The GnRH test is sometimes used in an attempt to distinguish between pituitary and hypothalamic causes of hypogonadism, but in practice is of limited value. In pituitary disease, it might be expected that the luteinizing hormone (LH) and follicle-stimulation hormone (FSH) responses to gonadotropin-releasing hormone (GnRH) would be diminished or absent, but they can be normal. In hypothalamic disease, the response can be delayed (greater at 60 min than 20 min, cf. thyrotrophin-releasing hormone (TRH) test, p. 159), normal or decreased; in this case, it is both subnormal and delayed. The pituitary can become insensitive to exogenous GnRH in hypothalamic disease, and repeated injections of the hormone may correct this. When the GnRH test was repeated after GnRH priming, this patient’s response was normal, indicating a hypothalamic, rather than a pituitary, defect. He was later found to be anosmic (lacking a sense of smell). The association between anosmia and hypogonadotrophic hypogonadism is called ‘Kallman’s syndrome’. The eunuchoid habitus is a direct consequence of testosterone deficiency. Testosterone promotes epiphyseal fusion, and when its secretion is inadequate there is continued growth of long bones, which become disproportionate to the axial skeleton.

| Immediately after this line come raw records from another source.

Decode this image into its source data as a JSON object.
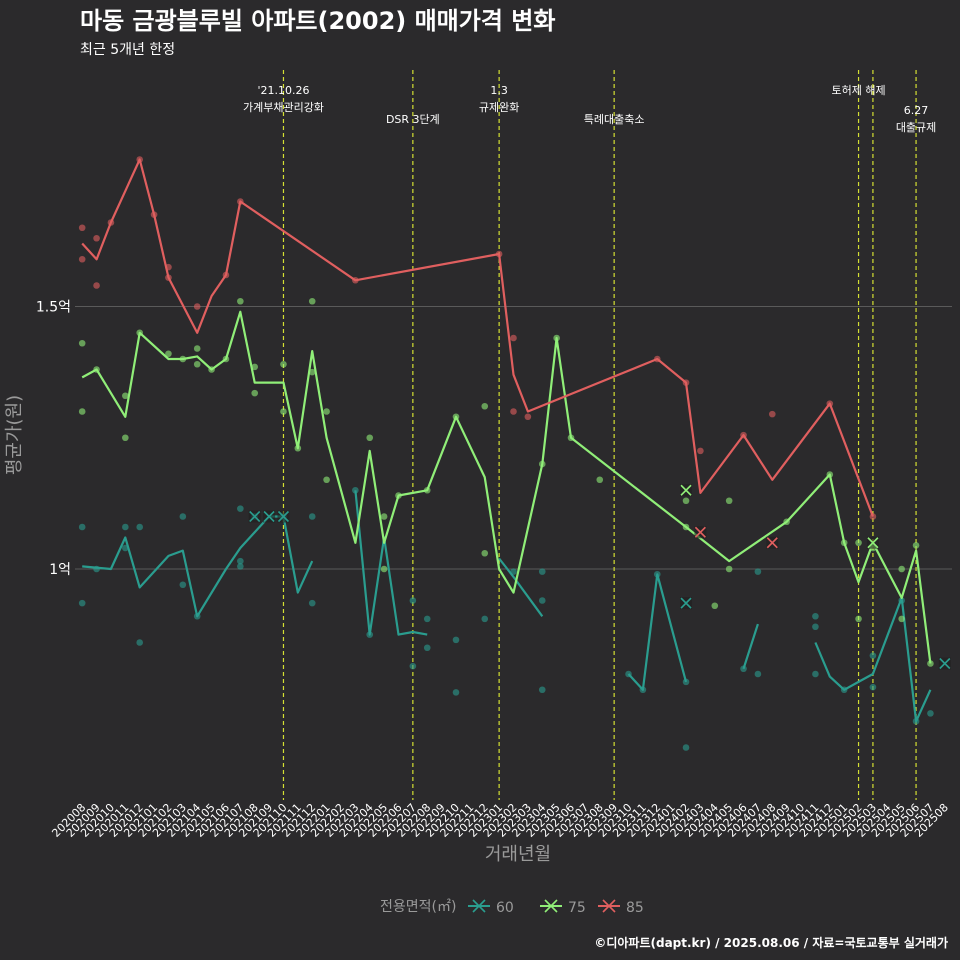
{
  "header": {
    "title": "마동 금광블루빌 아파트(2002) 매매가격 변화",
    "subtitle": "최근 5개년 한정"
  },
  "caption": "©디아파트(dapt.kr) / 2025.08.06 / 자료=국토교통부 실거래가",
  "colors": {
    "background": "#2b2a2c",
    "series_60": "#2a9d8f",
    "series_75": "#90ee78",
    "series_85": "#e05f5f",
    "event_line": "#d4e033",
    "gridline": "#5a5a5a"
  },
  "chart_data": {
    "type": "line",
    "xlabel": "거래년월",
    "ylabel": "평균가(원)",
    "ylim": [
      0.56,
      1.96
    ],
    "yticks": [
      {
        "value": 1.0,
        "label": "1억"
      },
      {
        "value": 1.5,
        "label": "1.5억"
      }
    ],
    "x": [
      "202008",
      "202009",
      "202010",
      "202011",
      "202012",
      "202101",
      "202102",
      "202103",
      "202104",
      "202105",
      "202106",
      "202107",
      "202108",
      "202109",
      "202110",
      "202111",
      "202112",
      "202201",
      "202202",
      "202203",
      "202204",
      "202205",
      "202206",
      "202207",
      "202208",
      "202209",
      "202210",
      "202211",
      "202212",
      "202301",
      "202302",
      "202303",
      "202304",
      "202305",
      "202306",
      "202307",
      "202308",
      "202309",
      "202310",
      "202311",
      "202312",
      "202401",
      "202402",
      "202403",
      "202404",
      "202405",
      "202406",
      "202407",
      "202408",
      "202409",
      "202410",
      "202411",
      "202412",
      "202501",
      "202502",
      "202503",
      "202504",
      "202505",
      "202506",
      "202507",
      "202508"
    ],
    "legend": {
      "title": "전용면적(㎡)",
      "position": "bottom",
      "entries": [
        "60",
        "75",
        "85"
      ]
    },
    "events": [
      {
        "x": "202110",
        "label": [
          "'21.10.26",
          "가계부채관리강화"
        ],
        "row": 1
      },
      {
        "x": "202207",
        "label": [
          "DSR 3단계"
        ],
        "row": 2
      },
      {
        "x": "202301",
        "label": [
          "1.3",
          "규제완화"
        ],
        "row": 1
      },
      {
        "x": "202309",
        "label": [
          "특례대출축소"
        ],
        "row": 2
      },
      {
        "x": "202502",
        "label": [
          "토허제 해제"
        ],
        "row": 1
      },
      {
        "x": "202503",
        "label": [],
        "row": 1
      },
      {
        "x": "202506",
        "label": [
          "6.27",
          "대출규제"
        ],
        "row": 3
      }
    ],
    "series": [
      {
        "name": "60",
        "line": [
          [
            0,
            1.005
          ],
          [
            2,
            1.0
          ],
          [
            3,
            1.06
          ],
          [
            4,
            0.965
          ],
          [
            6,
            1.025
          ],
          [
            7,
            1.035
          ],
          [
            8,
            0.91
          ],
          [
            10,
            1.0
          ],
          [
            11,
            1.04
          ],
          [
            13,
            1.1
          ],
          [
            14,
            1.1
          ],
          [
            15,
            0.955
          ],
          [
            16,
            1.015
          ],
          null,
          [
            19,
            1.15
          ],
          [
            20,
            0.875
          ],
          [
            21,
            1.06
          ],
          [
            22,
            0.875
          ],
          [
            23,
            0.88
          ],
          [
            24,
            0.875
          ],
          null,
          [
            29,
            1.02
          ],
          [
            30,
            0.985
          ],
          [
            32,
            0.91
          ],
          null,
          [
            38,
            0.8
          ],
          [
            39,
            0.77
          ],
          [
            40,
            0.99
          ],
          [
            42,
            0.785
          ],
          null,
          [
            46,
            0.81
          ],
          [
            47,
            0.895
          ],
          null,
          [
            51,
            0.86
          ],
          [
            52,
            0.795
          ],
          [
            53,
            0.77
          ],
          [
            54,
            0.785
          ],
          [
            55,
            0.8
          ],
          [
            57,
            0.945
          ],
          [
            58,
            0.71
          ],
          [
            59,
            0.77
          ]
        ],
        "points": [
          [
            0,
            1.08
          ],
          [
            0,
            0.935
          ],
          [
            1,
            1.0
          ],
          [
            3,
            1.08
          ],
          [
            3,
            1.04
          ],
          [
            4,
            1.08
          ],
          [
            4,
            0.86
          ],
          [
            7,
            0.97
          ],
          [
            7,
            1.1
          ],
          [
            8,
            0.91
          ],
          [
            11,
            1.005
          ],
          [
            11,
            1.015
          ],
          [
            11,
            1.115
          ],
          [
            12,
            1.1
          ],
          [
            14,
            1.1
          ],
          [
            16,
            1.1
          ],
          [
            16,
            0.935
          ],
          [
            19,
            1.15
          ],
          [
            20,
            0.875
          ],
          [
            23,
            0.94
          ],
          [
            23,
            0.815
          ],
          [
            24,
            0.905
          ],
          [
            24,
            0.85
          ],
          [
            26,
            0.865
          ],
          [
            26,
            0.765
          ],
          [
            28,
            0.905
          ],
          [
            30,
            0.995
          ],
          [
            32,
            0.94
          ],
          [
            32,
            0.77
          ],
          [
            32,
            0.995
          ],
          [
            38,
            0.8
          ],
          [
            39,
            0.77
          ],
          [
            40,
            0.99
          ],
          [
            42,
            0.66
          ],
          [
            42,
            0.785
          ],
          [
            46,
            0.81
          ],
          [
            47,
            0.8
          ],
          [
            47,
            0.995
          ],
          [
            51,
            0.91
          ],
          [
            51,
            0.89
          ],
          [
            51,
            0.8
          ],
          [
            53,
            0.77
          ],
          [
            55,
            0.775
          ],
          [
            55,
            0.835
          ],
          [
            57,
            0.94
          ],
          [
            58,
            0.71
          ],
          [
            59,
            0.725
          ]
        ],
        "crosses": [
          [
            12,
            1.1
          ],
          [
            13,
            1.1
          ],
          [
            14,
            1.1
          ],
          [
            42,
            0.935
          ],
          [
            60,
            0.82
          ]
        ]
      },
      {
        "name": "75",
        "line": [
          [
            0,
            1.365
          ],
          [
            1,
            1.38
          ],
          [
            3,
            1.29
          ],
          [
            4,
            1.45
          ],
          [
            6,
            1.4
          ],
          [
            7,
            1.4
          ],
          [
            8,
            1.405
          ],
          [
            9,
            1.38
          ],
          [
            10,
            1.4
          ],
          [
            11,
            1.49
          ],
          [
            12,
            1.355
          ],
          [
            14,
            1.355
          ],
          [
            15,
            1.23
          ],
          [
            16,
            1.415
          ],
          [
            17,
            1.25
          ],
          [
            19,
            1.05
          ],
          [
            20,
            1.225
          ],
          [
            21,
            1.05
          ],
          [
            22,
            1.14
          ],
          [
            24,
            1.15
          ],
          [
            26,
            1.29
          ],
          [
            28,
            1.175
          ],
          [
            29,
            1.0
          ],
          [
            30,
            0.955
          ],
          [
            32,
            1.2
          ],
          [
            33,
            1.44
          ],
          [
            34,
            1.25
          ],
          [
            42,
            1.08
          ],
          [
            45,
            1.015
          ],
          [
            49,
            1.09
          ],
          [
            52,
            1.18
          ],
          [
            53,
            1.05
          ],
          [
            54,
            0.975
          ],
          [
            55,
            1.05
          ],
          [
            57,
            0.945
          ],
          [
            58,
            1.035
          ],
          [
            59,
            0.82
          ]
        ],
        "points": [
          [
            0,
            1.43
          ],
          [
            0,
            1.3
          ],
          [
            1,
            1.38
          ],
          [
            3,
            1.33
          ],
          [
            3,
            1.25
          ],
          [
            4,
            1.45
          ],
          [
            6,
            1.41
          ],
          [
            7,
            1.4
          ],
          [
            8,
            1.39
          ],
          [
            8,
            1.42
          ],
          [
            9,
            1.38
          ],
          [
            10,
            1.4
          ],
          [
            11,
            1.51
          ],
          [
            12,
            1.385
          ],
          [
            12,
            1.335
          ],
          [
            14,
            1.39
          ],
          [
            14,
            1.3
          ],
          [
            15,
            1.23
          ],
          [
            16,
            1.51
          ],
          [
            16,
            1.375
          ],
          [
            17,
            1.3
          ],
          [
            17,
            1.17
          ],
          [
            20,
            1.25
          ],
          [
            21,
            1.1
          ],
          [
            21,
            1.0
          ],
          [
            22,
            1.14
          ],
          [
            24,
            1.15
          ],
          [
            26,
            1.29
          ],
          [
            28,
            1.31
          ],
          [
            28,
            1.03
          ],
          [
            32,
            1.2
          ],
          [
            33,
            1.44
          ],
          [
            34,
            1.25
          ],
          [
            36,
            1.17
          ],
          [
            42,
            1.08
          ],
          [
            42,
            1.13
          ],
          [
            44,
            0.93
          ],
          [
            45,
            1.13
          ],
          [
            45,
            1.0
          ],
          [
            49,
            1.09
          ],
          [
            52,
            1.18
          ],
          [
            53,
            1.05
          ],
          [
            54,
            0.905
          ],
          [
            54,
            1.05
          ],
          [
            55,
            1.04
          ],
          [
            57,
            0.905
          ],
          [
            57,
            1.0
          ],
          [
            58,
            1.045
          ],
          [
            59,
            0.82
          ]
        ],
        "crosses": [
          [
            42,
            1.15
          ],
          [
            55,
            1.05
          ]
        ]
      },
      {
        "name": "85",
        "line": [
          [
            0,
            1.62
          ],
          [
            1,
            1.59
          ],
          [
            2,
            1.66
          ],
          [
            4,
            1.78
          ],
          [
            5,
            1.675
          ],
          [
            6,
            1.555
          ],
          [
            8,
            1.45
          ],
          [
            9,
            1.52
          ],
          [
            10,
            1.56
          ],
          [
            11,
            1.7
          ],
          [
            19,
            1.55
          ],
          [
            29,
            1.6
          ],
          [
            30,
            1.37
          ],
          [
            31,
            1.3
          ],
          [
            40,
            1.4
          ],
          [
            42,
            1.355
          ],
          [
            43,
            1.145
          ],
          [
            46,
            1.255
          ],
          [
            48,
            1.17
          ],
          [
            52,
            1.315
          ],
          [
            55,
            1.1
          ]
        ],
        "points": [
          [
            0,
            1.65
          ],
          [
            0,
            1.59
          ],
          [
            1,
            1.63
          ],
          [
            1,
            1.54
          ],
          [
            2,
            1.66
          ],
          [
            4,
            1.78
          ],
          [
            5,
            1.675
          ],
          [
            6,
            1.575
          ],
          [
            6,
            1.555
          ],
          [
            8,
            1.5
          ],
          [
            10,
            1.56
          ],
          [
            11,
            1.7
          ],
          [
            19,
            1.55
          ],
          [
            29,
            1.6
          ],
          [
            30,
            1.44
          ],
          [
            30,
            1.3
          ],
          [
            31,
            1.29
          ],
          [
            40,
            1.4
          ],
          [
            42,
            1.355
          ],
          [
            43,
            1.225
          ],
          [
            46,
            1.255
          ],
          [
            48,
            1.295
          ],
          [
            52,
            1.315
          ],
          [
            55,
            1.1
          ]
        ],
        "crosses": [
          [
            43,
            1.07
          ],
          [
            48,
            1.05
          ]
        ]
      }
    ]
  }
}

Had the FSH and LH concentrations been elevated in this patient, and with nothing in the history to suggest acquired testicular failure, the next investigation would have been karyotyping, to investigate for possible Klinefelter’s syndrome.
The treatment of hypogonadism in males should be directed towards the underlying cause wherever possible. Testosterone is given in testosterone deficiency syndromes, but if fertility is required treatment must be with gonadotrophin replacement or, in hypothalamic disorders, pulsatile gonadotropin-releasing hormone (GnRH) administration. Even in constitutional delayed puberty, a course of testosterone can be beneficial, giving a ‘kick-start’ to puberty, which often continues naturally thereafter. Testosterone replacement should aim to maintain plasma concentrations in the reference range for as long as possible between doses. The actual targets vary with the preparation and only apply once steady state has been reached (after a minimum of four treatments). With implants or injected long-acting testosterone the concentrations should be measured before the next dose is due, with a target range of 10–15 nmol/L; with transdermal patches or gel, 4–6 h after application, with a target range of 15–20 nmol/L. It is prudent to check liver function tests, prostate-specific antigen (PSA), haematocrit and plasma lipid concentrations at yearly intervals. Because prostate cancer is testosterone dependent, testosterone replacement treatment should be used with caution in older men.